Le Messager / Mardi 7 octobre
Les Compact disques (Cd), Dvd et magazines à caractère érotique et pornographique qui se vendaient aux alentours de la poste centrale ont disparu de la circulation. Parmi les produits sur des étals à même le sol essentiellement composés de magazines, de Cd et de Dvd, l’aspect érotique n’y figure pas. Ce lieu habituel d’expositions et de vente des produits pornographiques présentait lundi 29 septembre 2008 une tout autre facette. Les passants ne sont plus frappés par ces images torrides au cours de leur passage sur ces lieux comme à l’accoutumée. La mise à l’abri de ces images indélicates est consécutive à un arrêté préfectoral de Joseph Beti Assomo, le préfet du Mfoundi.

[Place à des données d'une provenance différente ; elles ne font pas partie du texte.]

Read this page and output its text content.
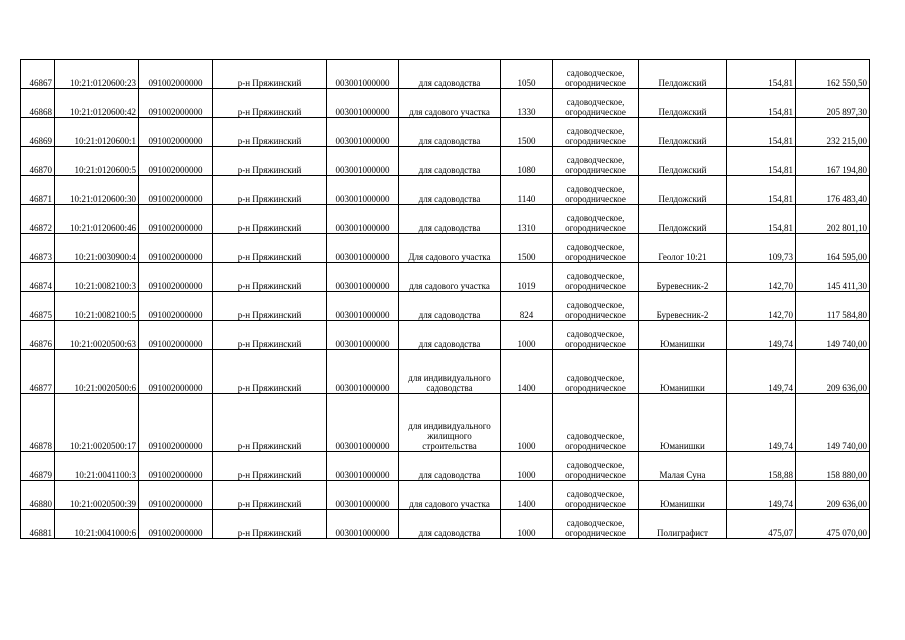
46867	10:21:0120600:23	091002000000	р-н Пряжинский	003001000000	для садоводства	1050	садоводческое, огородническое	Пелдожский	154,81	162 550,50
46868	10:21:0120600:42	091002000000	р-н Пряжинский	003001000000	для садового участка	1330	садоводческое, огородническое	Пелдожский	154,81	205 897,30
46869	10:21:0120600:1	091002000000	р-н Пряжинский	003001000000	для садоводства	1500	садоводческое, огородническое	Пелдожский	154,81	232 215,00
46870	10:21:0120600:5	091002000000	р-н Пряжинский	003001000000	для садоводства	1080	садоводческое, огородническое	Пелдожский	154,81	167 194,80
46871	10:21:0120600:30	091002000000	р-н Пряжинский	003001000000	для садоводства	1140	садоводческое, огородническое	Пелдожский	154,81	176 483,40
46872	10:21:0120600:46	091002000000	р-н Пряжинский	003001000000	для садоводства	1310	садоводческое, огородническое	Пелдожский	154,81	202 801,10
46873	10:21:0030900:4	091002000000	р-н Пряжинский	003001000000	Для садового участка	1500	садоводческое, огородническое	Геолог 10:21	109,73	164 595,00
46874	10:21:0082100:3	091002000000	р-н Пряжинский	003001000000	для садового участка	1019	садоводческое, огородническое	Буревесник-2	142,70	145 411,30
46875	10:21:0082100:5	091002000000	р-н Пряжинский	003001000000	для садоводства	824	садоводческое, огородническое	Буревесник-2	142,70	117 584,80
46876	10:21:0020500:63	091002000000	р-н Пряжинский	003001000000	для садоводства	1000	садоводческое, огородническое	Юманишки	149,74	149 740,00
46877	10:21:0020500:6	091002000000	р-н Пряжинский	003001000000	для индивидуального садоводства	1400	садоводческое, огородническое	Юманишки	149,74	209 636,00
46878	10:21:0020500:17	091002000000	р-н Пряжинский	003001000000	для индивидуального жилищного строительства	1000	садоводческое, огородническое	Юманишки	149,74	149 740,00
46879	10:21:0041100:3	091002000000	р-н Пряжинский	003001000000	для садоводства	1000	садоводческое, огородническое	Малая Суна	158,88	158 880,00
46880	10:21:0020500:39	091002000000	р-н Пряжинский	003001000000	для садового участка	1400	садоводческое, огородническое	Юманишки	149,74	209 636,00
46881	10:21:0041000:6	091002000000	р-н Пряжинский	003001000000	для садоводства	1000	садоводческое, огородническое	Полиграфист	475,07	475 070,00
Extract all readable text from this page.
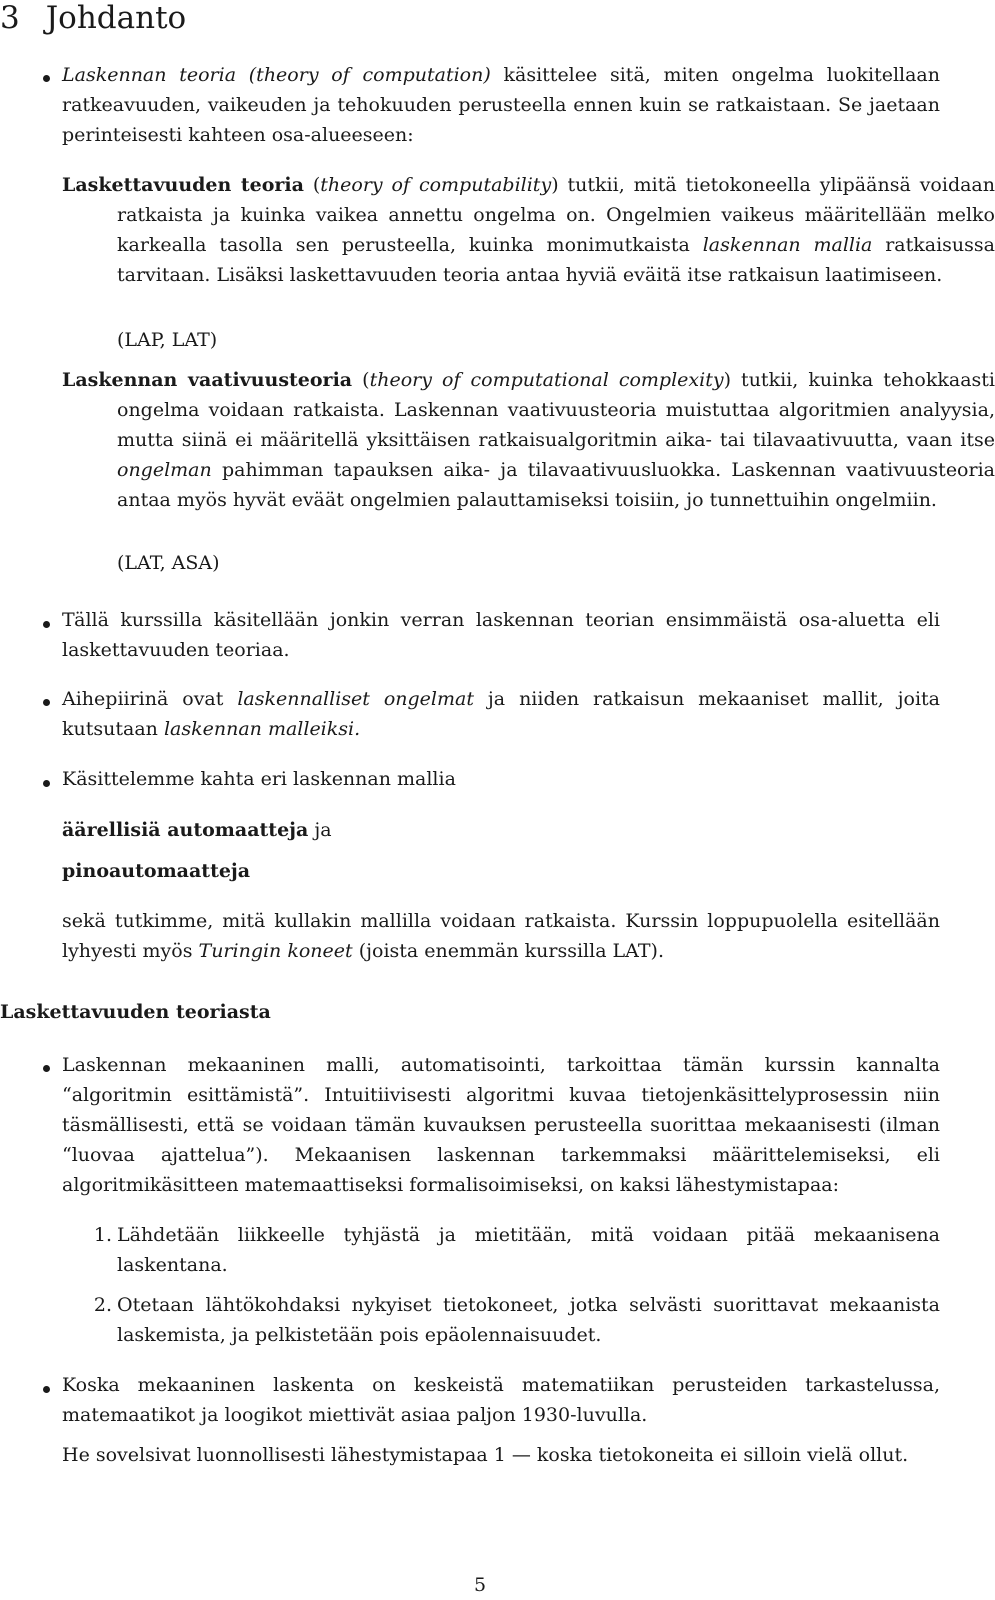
3 Johdanto

Laskennan teoria (theory of computation) käsittelee sitä, miten ongelma luokitellaan ratkeavuuden, vaikeuden ja tehokuuden perusteella ennen kuin se ratkaistaan. Se jaetaan perinteisesti kahteen osa-alueeseen:

Laskettavuuden teoria (theory of computability) tutkii, mitä tietokoneella ylipäänsä voidaan ratkaista ja kuinka vaikea annettu ongelma on. Ongelmien vaikeus määritellään melko karkealla tasolla sen perusteella, kuinka monimutkaista laskennan mallia ratkaisussa tarvitaan. Lisäksi laskettavuuden teoria antaa hyviä eväitä itse ratkaisun laatimiseen.

(LAP, LAT)

Laskennan vaativuusteoria (theory of computational complexity) tutkii, kuinka tehokkaasti ongelma voidaan ratkaista. Laskennan vaativuusteoria muistuttaa algoritmien analyysia, mutta siinä ei määritellä yksittäisen ratkaisualgoritmin aika- tai tilavaativuutta, vaan itse ongelman pahimman tapauksen aika- ja tilavaativuusluokka. Laskennan vaativuusteoria antaa myös hyvät eväät ongelmien palauttamiseksi toisiin, jo tunnettuihin ongelmiin.

(LAT, ASA)

Tällä kurssilla käsitellään jonkin verran laskennan teorian ensimmäistä osa-aluetta eli laskettavuuden teoriaa.

Aihepiirinä ovat laskennalliset ongelmat ja niiden ratkaisun mekaaniset mallit, joita kutsutaan laskennan malleiksi.

Käsittelemme kahta eri laskennan mallia

äärellisiä automaatteja ja

pinoautomaatteja

sekä tutkimme, mitä kullakin mallilla voidaan ratkaista. Kurssin loppupuolella esitellään lyhyesti myös Turingin koneet (joista enemmän kurssilla LAT).

Laskettavuuden teoriasta

Laskennan mekaaninen malli, automatisointi, tarkoittaa tämän kurssin kannalta “algoritmin esittämistä”. Intuitiivisesti algoritmi kuvaa tietojenkäsittelyprosessin niin täsmällisesti, että se voidaan tämän kuvauksen perusteella suorittaa mekaanisesti (ilman “luovaa ajattelua”). Mekaanisen laskennan tarkemmaksi määrittelemiseksi, eli algoritmikäsitteen matemaattiseksi formalisoimiseksi, on kaksi lähestymistapaa:

1. Lähdetään liikkeelle tyhjästä ja mietitään, mitä voidaan pitää mekaanisena laskentana.

2. Otetaan lähtökohdaksi nykyiset tietokoneet, jotka selvästi suorittavat mekaanista laskemista, ja pelkistetään pois epäolennaisuudet.

Koska mekaaninen laskenta on keskeistä matematiikan perusteiden tarkastelussa, matemaatikot ja loogikot miettivät asiaa paljon 1930-luvulla.

He sovelsivat luonnollisesti lähestymistapaa 1 — koska tietokoneita ei silloin vielä ollut.

5
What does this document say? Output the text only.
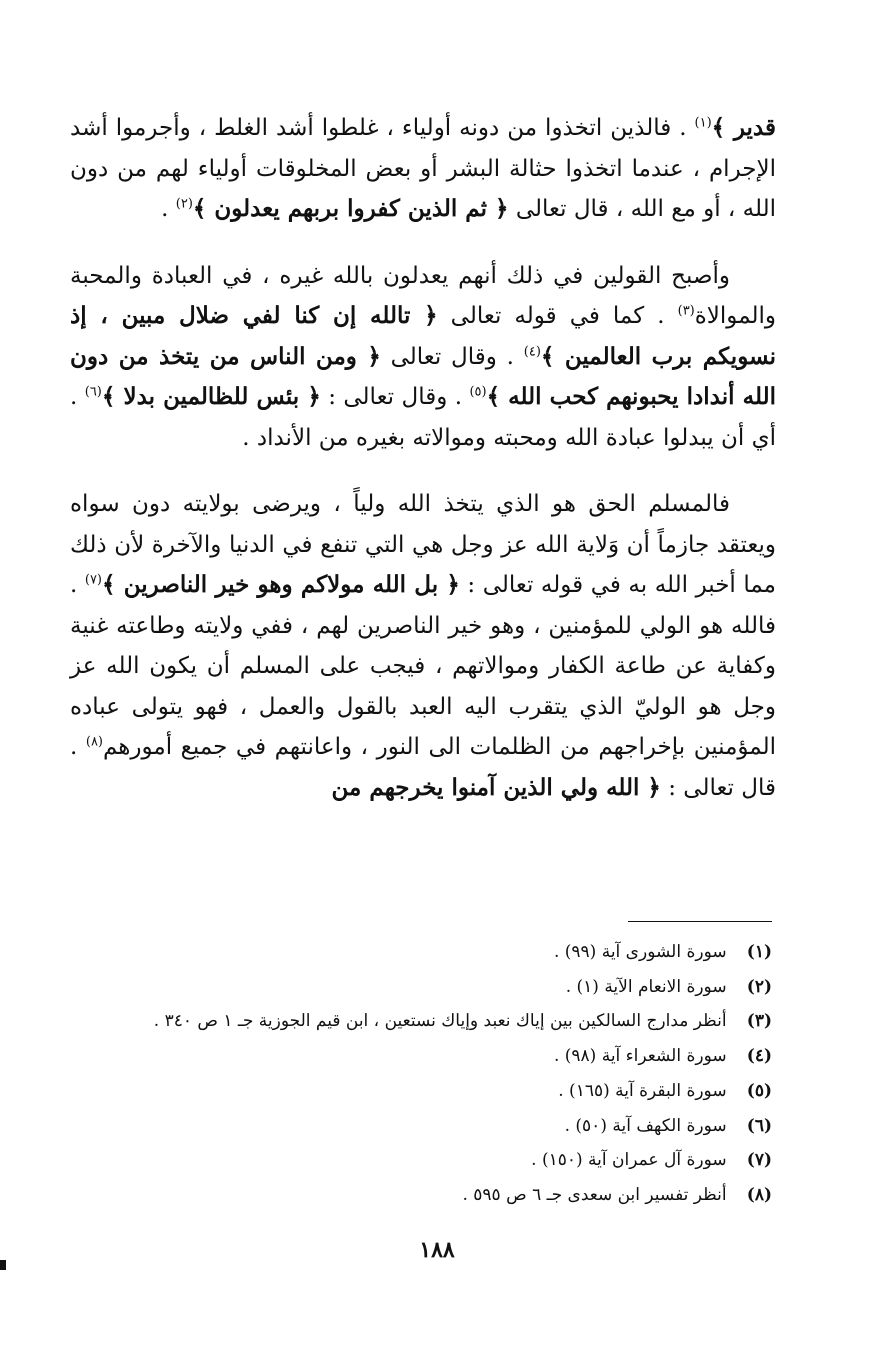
قدير ﴾$^{(١)}$ . فالذين اتخذوا من دونه أولياء ، غلطوا أشد الغلط ، وأجرموا أشد الإجرام ، عندما اتخذوا حثالة البشر أو بعض المخلوقات أولياء لهم من دون الله ، أو مع الله ، قال تعالى ﴿ ثم الذين كفروا بربهم يعدلون ﴾$^{(٢)}$ .

وأصبح القولين في ذلك أنهم يعدلون بالله غيره ، في العبادة والمحبة والموالاة$^{(٣)}$ . كما في قوله تعالى ﴿ تالله إن كنا لفي ضلال مبين ، إذ نسويكم برب العالمين ﴾$^{(٤)}$ . وقال تعالى ﴿ ومن الناس من يتخذ من دون الله أندادا يحبونهم كحب الله ﴾$^{(٥)}$ . وقال تعالى : ﴿ بئس للظالمين بدلا ﴾$^{(٦)}$ . أي أن يبدلوا عبادة الله ومحبته وموالاته بغيره من الأنداد .

فالمسلم الحق هو الذي يتخذ الله ولياً ، ويرضى بولايته دون سواه ويعتقد جازماً أن وَلاية الله عز وجل هي التي تنفع في الدنيا والآخرة لأن ذلك مما أخبر الله به في قوله تعالى : ﴿ بل الله مولاكم وهو خير الناصرين ﴾$^{(٧)}$ . فالله هو الولي للمؤمنين ، وهو خير الناصرين لهم ، ففي ولايته وطاعته غنية وكفاية عن طاعة الكفار وموالاتهم ، فيجب على المسلم أن يكون الله عز وجل هو الوليّ الذي يتقرب اليه العبد بالقول والعمل ، فهو يتولى عباده المؤمنين بإخراجهم من الظلمات الى النور ، واعانتهم في جميع أمورهم$^{(٨)}$ . قال تعالى : ﴿ الله ولي الذين آمنوا يخرجهم من

(١) سورة الشورى آية (٩٩) .
(٢) سورة الانعام الآية (١) .
(٣) أنظر مدارج السالكين بين إياك نعبد وإياك نستعين ، ابن قيم الجوزية جـ ١ ص ٣٤٠ .
(٤) سورة الشعراء آية (٩٨) .
(٥) سورة البقرة آية (١٦٥) .
(٦) سورة الكهف آية (٥٠) .
(٧) سورة آل عمران آية (١٥٠) .
(٨) أنظر تفسير ابن سعدى جـ ٦ ص ٥٩٥ .
١٨٨
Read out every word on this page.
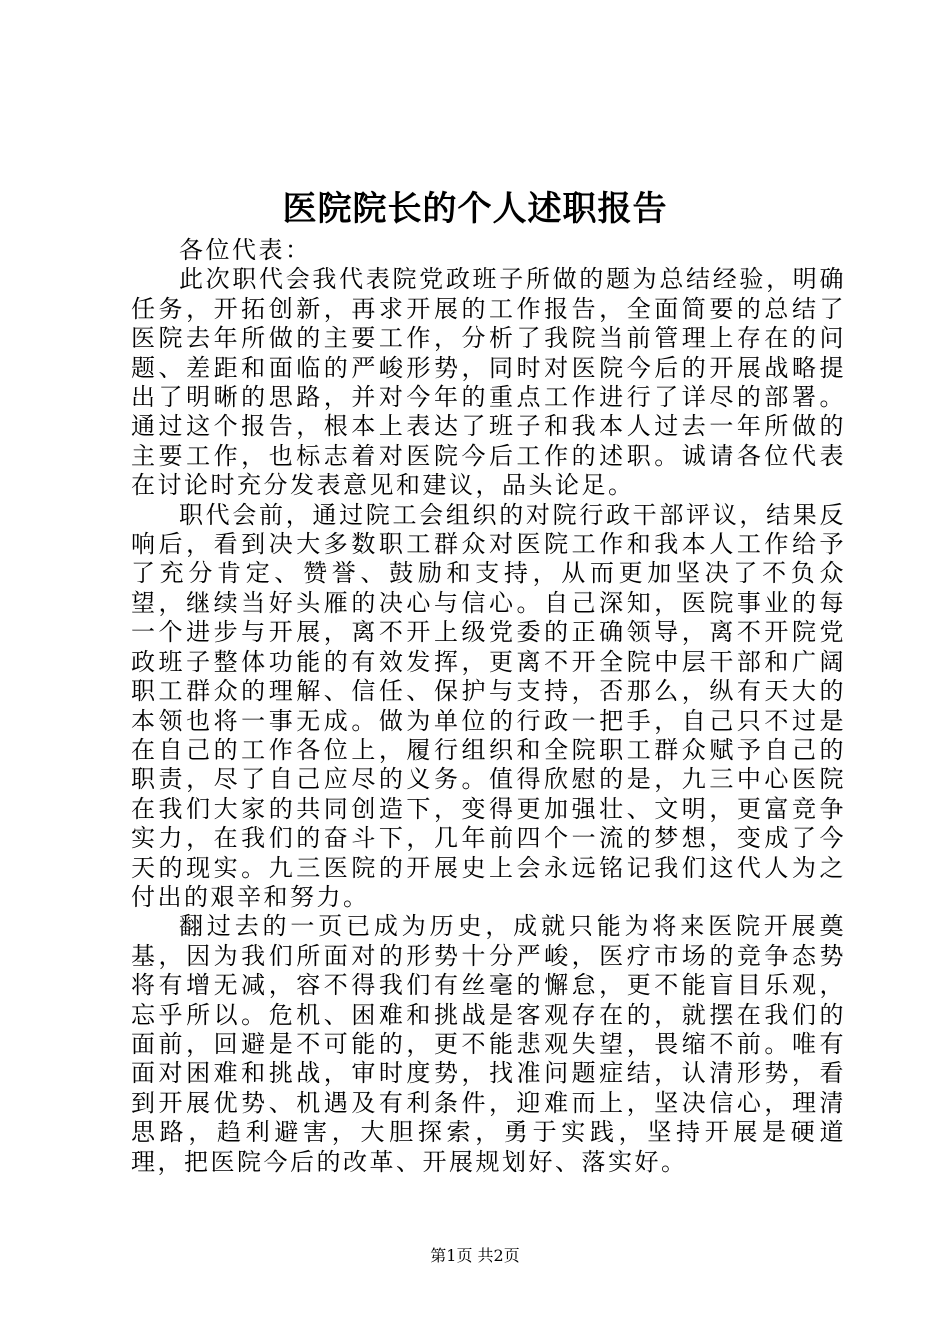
医院院长的个人述职报告

各位代表：

此次职代会我代表院党政班子所做的题为总结经验，明确任务，开拓创新，再求开展的工作报告，全面简要的总结了医院去年所做的主要工作，分析了我院当前管理上存在的问题、差距和面临的严峻形势，同时对医院今后的开展战略提出了明晰的思路，并对今年的重点工作进行了详尽的部署。通过这个报告，根本上表达了班子和我本人过去一年所做的主要工作，也标志着对医院今后工作的述职。诚请各位代表在讨论时充分发表意见和建议，品头论足。

职代会前，通过院工会组织的对院行政干部评议，结果反响后，看到决大多数职工群众对医院工作和我本人工作给予了充分肯定、赞誉、鼓励和支持，从而更加坚决了不负众望，继续当好头雁的决心与信心。自己深知，医院事业的每一个进步与开展，离不开上级党委的正确领导，离不开院党政班子整体功能的有效发挥，更离不开全院中层干部和广阔职工群众的理解、信任、保护与支持，否那么，纵有天大的本领也将一事无成。做为单位的行政一把手，自己只不过是在自己的工作各位上，履行组织和全院职工群众赋予自己的职责，尽了自己应尽的义务。值得欣慰的是，九三中心医院在我们大家的共同创造下，变得更加强壮、文明，更富竞争实力，在我们的奋斗下，几年前四个一流的梦想，变成了今天的现实。九三医院的开展史上会永远铭记我们这代人为之付出的艰辛和努力。

翻过去的一页已成为历史，成就只能为将来医院开展奠基，因为我们所面对的形势十分严峻，医疗市场的竞争态势将有增无减，容不得我们有丝毫的懈怠，更不能盲目乐观，忘乎所以。危机、困难和挑战是客观存在的，就摆在我们的面前，回避是不可能的，更不能悲观失望，畏缩不前。唯有面对困难和挑战，审时度势，找准问题症结，认清形势，看到开展优势、机遇及有利条件，迎难而上，坚决信心，理清思路，趋利避害，大胆探索，勇于实践，坚持开展是硬道理，把医院今后的改革、开展规划好、落实好。

第1页 共2页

En effet, le 23 septembre 2008, le préfet a interdit la production, la vente et la diffusion de la littérature filmographique, et autres supports érotiques et pornographiques dans les lieux non autorisés par les pouvoirs publics dans son département de compétence. Dans le souci de mettre les jeunes à l’abri de ces images, afin qu’elle se consacre à des activités plus saines, plus instructives. Cette décision n’est pas du goût de certains vendeurs. Pour beaucoup, leur gagne pain résidait principalement dans la vente de ces produits pornographiques “ On a détruit notre marché. Cette activité rapporte plus que la vente des Cd musicaux et des simples magazines. Depuis une semaine, je ne gagne plus grand-chose ”, se lamente un vendeur. Cependant, certains sont satisfaits du nouvel aspect des alentours de la poste centrale. C’est le cas d’Annie Ngah. “ J’étais très mal à l’aise lorsque je passais à ces endroits avec mes enfants. Je devais subir cela tous les jours car j’allais les accompagner le matin et le soir je venais les chercher. C’est la société qui est responsable de l’épanouissement des jeunes. Ces images peuvent les inciter à commettre des bêtises, et à les désorienter. Il était temps que cela cesse, c’était immoral ”, s’indigne-t-elle
Edith DJUIDJE (Stagiaire)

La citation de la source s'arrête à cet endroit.